Remembering my years at the San Francisco market in the late 1970s and early 1980s, I recall the short season of peonies which flooded the market in late April to early May. With luck, availability lasted through Memorial Day. Long associated with Grandma’s garden and grave decorations, peonies have traversed a path similar to callas; a garden beauty, inexpensive cemetery flowers to one of today’s most desired blooms for wedding celebrations.

Somewhere in the mid to late 1980s, domestic production was augmented with imports from Holland, New Zealand and Chile, opening the heretofore limited availability period from spring to pretty much year-round (October to late May). Of course, global availability extended the sales window considerably. The so-called “cocooning” trend of the 1990s (as defined by Faith Popcorn) established a good foundation for the uptick in peony awareness. Cocooning favored home entertaining with an emphasis on garden parties. Linen and upholstery designs trended to floral patterns and Martha Stewart was busy teaching consumers the simplicity of DIY flower designing by filling jam jars with garden flowers cut to 5 inches. Showy bloom shapes, interesting colors and fragrance made the re-discovery of peony panache a shoo-in. Peony fever took off faster than a New York minute and the interest still remains strong. Heck, a quick search on Martha’s site gave 343 results for articles featuring peonies.

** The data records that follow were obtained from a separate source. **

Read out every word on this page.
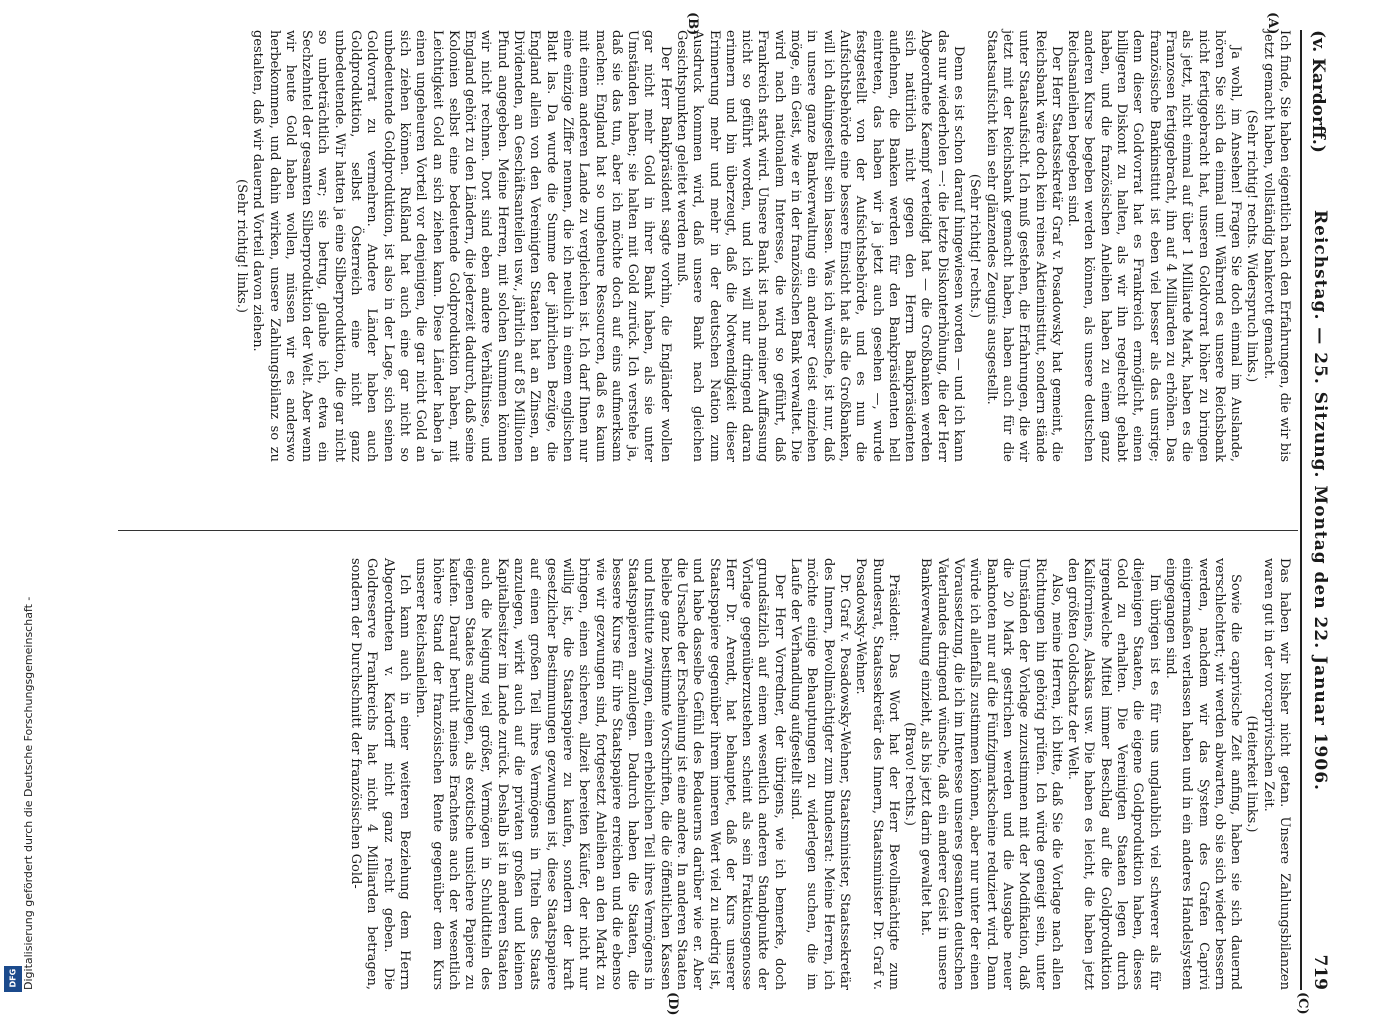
DFG Digitalisierung gefördert durch die Deutsche Forschungsgemeinschaft -
(v. Kardorff.)
Reichstag. — 25. Sitzung. Montag den 22. Januar 1906.
719
(A)
(B)
(C)
(D)

Ich finde, Sie haben eigentlich nach den Erfahrungen, die wir bis jetzt gemacht haben, vollständig bankerott gemacht.

(Sehr richtig! rechts. Widerspruch links.)

Ja wohl, im Ansehen! Fragen Sie doch einmal im Auslande, hören Sie sich da einmal um! Während es unsere Reichsbank nicht fertiggebracht hat, unseren Goldvorrat höher zu bringen als jetzt, nicht einmal auf über 1 Milliarde Mark, haben es die Franzosen fertiggebracht, ihn auf 4 Milliarden zu erhöhen. Das französische Bankinstitut ist eben viel besser als das unsrige; denn dieser Goldvorrat hat es Frankreich ermöglicht, einen billigeren Diskont zu halten, als wir ihn regelrecht gehabt haben, und die französischen Anleihen haben zu einem ganz anderen Kurse begeben werden können, als unsere deutschen Reichsanleihen begeben sind.

Der Herr Staatssekretär Graf v. Posadowsky hat gemeint, die Reichsbank wäre doch kein reines Aktieninstitut, sondern stände unter Staatsaufsicht. Ich muß gestehen, die Erfahrungen, die wir jetzt mit der Reichsbank gemacht haben, haben auch für die Staatsaufsicht kein sehr glänzendes Zeugnis ausgestellt.

(Sehr richtig! rechts.)

Denn es ist schon darauf hingewiesen worden — und ich kann das nur wiederholen —: die letzte Diskonterhöhung, die der Herr Abgeordnete Kaempf verteidigt hat — die Großbanken werden sich natürlich nicht gegen den Herrn Bankpräsidenten auflehnen, die Banken werden für den Bankpräsidenten hell eintreten, das haben wir ja jetzt auch gesehen —, wurde festgestellt von der Aufsichtsbehörde, und es nun die Aufsichtsbehörde eine bessere Einsicht hat als die Großbanken, will ich dahingestellt sein lassen. Was ich wünsche, ist nur, daß in unsere ganze Bankverwaltung ein anderer Geist einziehen möge, ein Geist, wie er in der französischen Bank verwaltet. Die wird nach nationalem Interesse, die wird so geführt, daß Frankreich stark wird. Unsere Bank ist nach meiner Auffassung nicht so geführt worden, und ich will nur dringend daran erinnern und bin überzeugt, daß die Notwendigkeit dieser Erinnerung mehr und mehr in der deutschen Nation zum Ausdruck kommen wird, daß unsere Bank nach gleichen Gesichtspunkten geleitet werden muß.

Der Herr Bankpräsident sagte vorhin, die Engländer wollen gar nicht mehr Gold in ihrer Bank haben, als sie unter Umständen haben; sie halten mit Gold zurück. Ich verstehe ja, daß sie das tun, aber ich möchte doch auf eins aufmerksam machen: England hat so ungeheure Ressourcen, daß es kaum mit einem anderen Lande zu vergleichen ist. Ich darf Ihnen nur eine einzige Ziffer nennen, die ich neulich in einem englischen Blatt las. Da wurde die Summe der jährlichen Bezüge, die England allein von den Vereinigten Staaten hat an Zinsen, an Dividenden, an Geschäftsanteilen usw., jährlich auf 85 Millionen Pfund angegeben. Meine Herren, mit solchen Summen können wir nicht rechnen. Dort sind eben andere Verhältnisse, und England gehört zu den Ländern, die jederzeit dadurch, daß seine Kolonien selbst eine bedeutende Goldproduktion haben, mit Leichtigkeit Gold an sich ziehen kann. Diese Länder haben ja einen ungeheuren Vorteil vor denjenigen, die gar nicht Gold an sich ziehen können. Rußland hat auch eine gar nicht so unbedeutende Goldproduktion, ist also in der Lage, sich seinen Goldvorrat zu vermehren. Andere Länder haben auch Goldproduktion, selbst Österreich eine nicht ganz unbedeutende. Wir hatten ja eine Silberproduktion, die gar nicht so unbeträchtlich war; sie betrug, glaube ich, etwa ein Sechzehntel der gesamten Silberproduktion der Welt. Aber wenn wir heute Gold haben wollen, müssen wir es anderswo herbekommen, und dahin wirken, unsere Zahlungsbilanz so zu gestalten, daß wir dauernd Vorteil davon ziehen.

(Sehr richtig! links.)

Das haben wir bisher nicht getan. Unsere Zahlungsbilanzen waren gut in der vorcaprivischen Zeit.

(Heiterkeit links.)

Sowie die caprivische Zeit anfing, haben sie sich dauernd verschlechtert; wir werden abwarten, ob sie sich wieder bessern werden, nachdem wir das System des Grafen Caprivi einigermaßen verlassen haben und in ein anderes Handelsystem eingegangen sind.

Im übrigen ist es für uns unglaublich viel schwerer als für diejenigen Staaten, die eigene Goldproduktion haben, dieses Gold zu erhalten. Die Vereinigten Staaten legen durch irgendwelche Mittel immer Beschlag auf die Goldproduktion Kaliforniens, Alaskas usw. Die haben es leicht, die haben jetzt den größten Goldschatz der Welt.

Also, meine Herren, ich bitte, daß Sie die Vorlage nach allen Richtungen hin gehörig prüfen. Ich würde geneigt sein, unter Umständen der Vorlage zuzustimmen mit der Modifikation, daß die 20 Mark gestrichen werden und die Ausgabe neuer Banknoten nur auf die Fünfzigmarkscheine reduziert wird. Dann würde ich allenfalls zustimmen können, aber nur unter der einen Voraussetzung, die ich im Interesse unseres gesamten deutschen Vaterlandes dringend wünsche, daß ein anderer Geist in unsere Bankverwaltung einzieht, als bis jetzt darin gewaltet hat.

(Bravo! rechts.)

Präsident: Das Wort hat der Herr Bevollmächtigte zum Bundesrat, Staatssekretär des Innern, Staatsminister Dr. Graf v. Posadowsky-Wehner.

Dr. Graf v. Posadowsky-Wehner, Staatsminister, Staatssekretär des Innern, Bevollmächtigter zum Bundesrat: Meine Herren, ich möchte einige Behauptungen zu widerlegen suchen, die im Laufe der Verhandlung aufgestellt sind.

Der Herr Vorredner, der übrigens, wie ich bemerke, doch grundsätzlich auf einem wesentlich anderen Standpunkte der Vorlage gegenüberzustehen scheint als sein Fraktionsgenosse Herr Dr. Arendt, hat behauptet, daß der Kurs unserer Staatspapiere gegenüber ihrem inneren Wert viel zu niedrig ist, und habe dasselbe Gefühl des Bedauerns darüber wie er. Aber die Ursache der Erscheinung ist eine andere. In anderen Staaten beliebe ganz bestimmte Vorschriften, die die öffentlichen Kassen und Institute zwingen, einen erheblichen Teil ihres Vermögens in Staatspapieren anzulegen. Dadurch haben die Staaten, die bessere Kurse für ihre Staatspapiere erreichen und die ebenso wie wir gezwungen sind, fortgesetzt Anleihen an den Markt zu bringen, einen sicheren, allzeit bereiten Käufer, der nicht nur willig ist, die Staatspapiere zu kaufen, sondern der kraft gesetzlicher Bestimmungen gezwungen ist, diese Staatspapiere auf einen großen Teil ihres Vermögens in Titeln des Staats anzulegen, wirkt auch auf die privaten großen und kleinen Kapitalbesitzer im Lande zurück. Deshalb ist in anderen Staaten auch die Neigung viel größer, Vermögen in Schuldtiteln des eigenen Staates anzulegen, als exotische unsichere Papiere zu kaufen. Darauf beruht meines Erachtens auch der wesentlich höhere Stand der französischen Rente gegenüber dem Kurs unserer Reichsanleihen.

Ich kann auch in einer weiteren Beziehung dem Herrn Abgeordneten v. Kardorff nicht ganz recht geben. Die Goldreserve Frankreichs hat nicht 4 Milliarden betragen, sondern der Durchschnitt der französischen Gold-
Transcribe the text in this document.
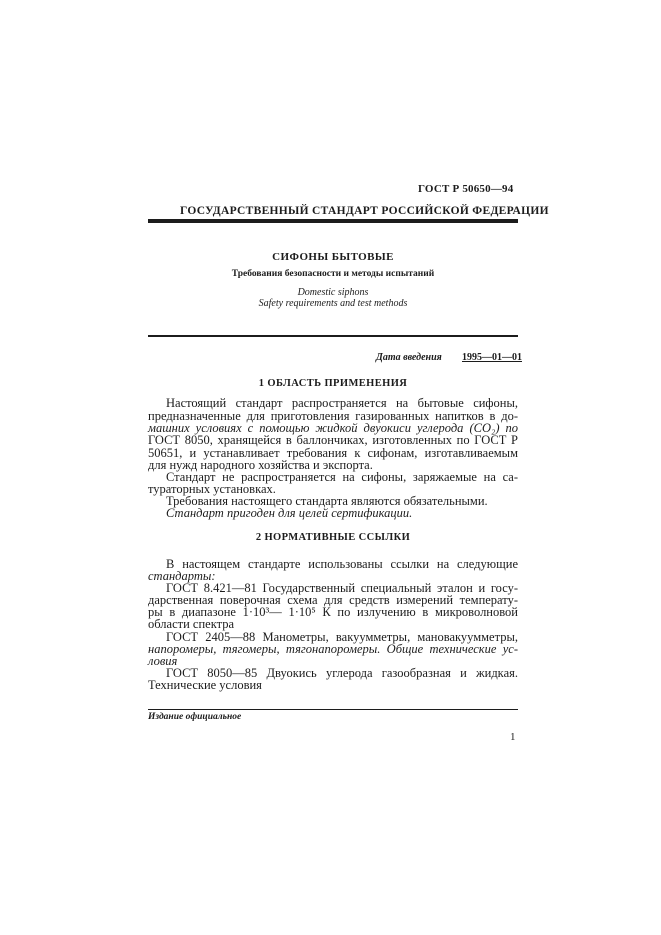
ГОСТ Р 50650—94
ГОСУДАРСТВЕННЫЙ СТАНДАРТ РОССИЙСКОЙ ФЕДЕРАЦИИ
СИФОНЫ БЫТОВЫЕ
Требования безопасности и методы испытаний
Domestic siphons
Safety requirements and test methods
Дата введения 1995—01—01
1 ОБЛАСТЬ ПРИМЕНЕНИЯ
Настоящий стандарт распространяется на бытовые сифоны,
предназначенные для приготовления газированных напитков в до-
машних условиях с помощью жидкой двуокиси углерода (CO₂) по
ГОСТ 8050, хранящейся в баллончиках, изготовленных по ГОСТ Р
50651, и устанавливает требования к сифонам, изготавливаемым
для нужд народного хозяйства и экспорта.
Стандарт не распространяется на сифоны, заряжаемые на са-
тураторных установках.
Требования настоящего стандарта являются обязательными.
Стандарт пригоден для целей сертификации.
2 НОРМАТИВНЫЕ ССЫЛКИ
В настоящем стандарте использованы ссылки на следующие
стандарты:
ГОСТ 8.421—81 Государственный специальный эталон и госу-
дарственная поверочная схема для средств измерений температу-
ры в диапазоне 1·10³— 1·10⁵ К по излучению в микроволновой
области спектра
ГОСТ 2405—88 Манометры, вакуумметры, мановакуумметры,
напоромеры, тягомеры, тягонапоромеры. Общие технические ус-
ловия
ГОСТ 8050—85 Двуокись углерода газообразная и жидкая.
Технические условия
Издание официальное
1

But is it possible to produce peonies in Alaska? Yes, absolutely! After attending the Alaskan Peony Growers 2011 summer conference, I know that it makes sense because the flower availability (June, July and early August) falls outside every other state or country’s harvest window. Flower production coincides perfectly with summer wedding demand. With peonies, the first 3-4 years is a time of disbudding to build the plants. Removing buds allows energy to flow into roots and bulk them up. Because there is considerable time lag between planting and cutting commercial blooms, it should be some years before production meets demand. With the laws of supply and demand determining prices the world of cut flowers, Alaska peony growers likely won’t be haggling with wholesale buyers in the lower 48 for $0.65-0.80/stem prices any time soon.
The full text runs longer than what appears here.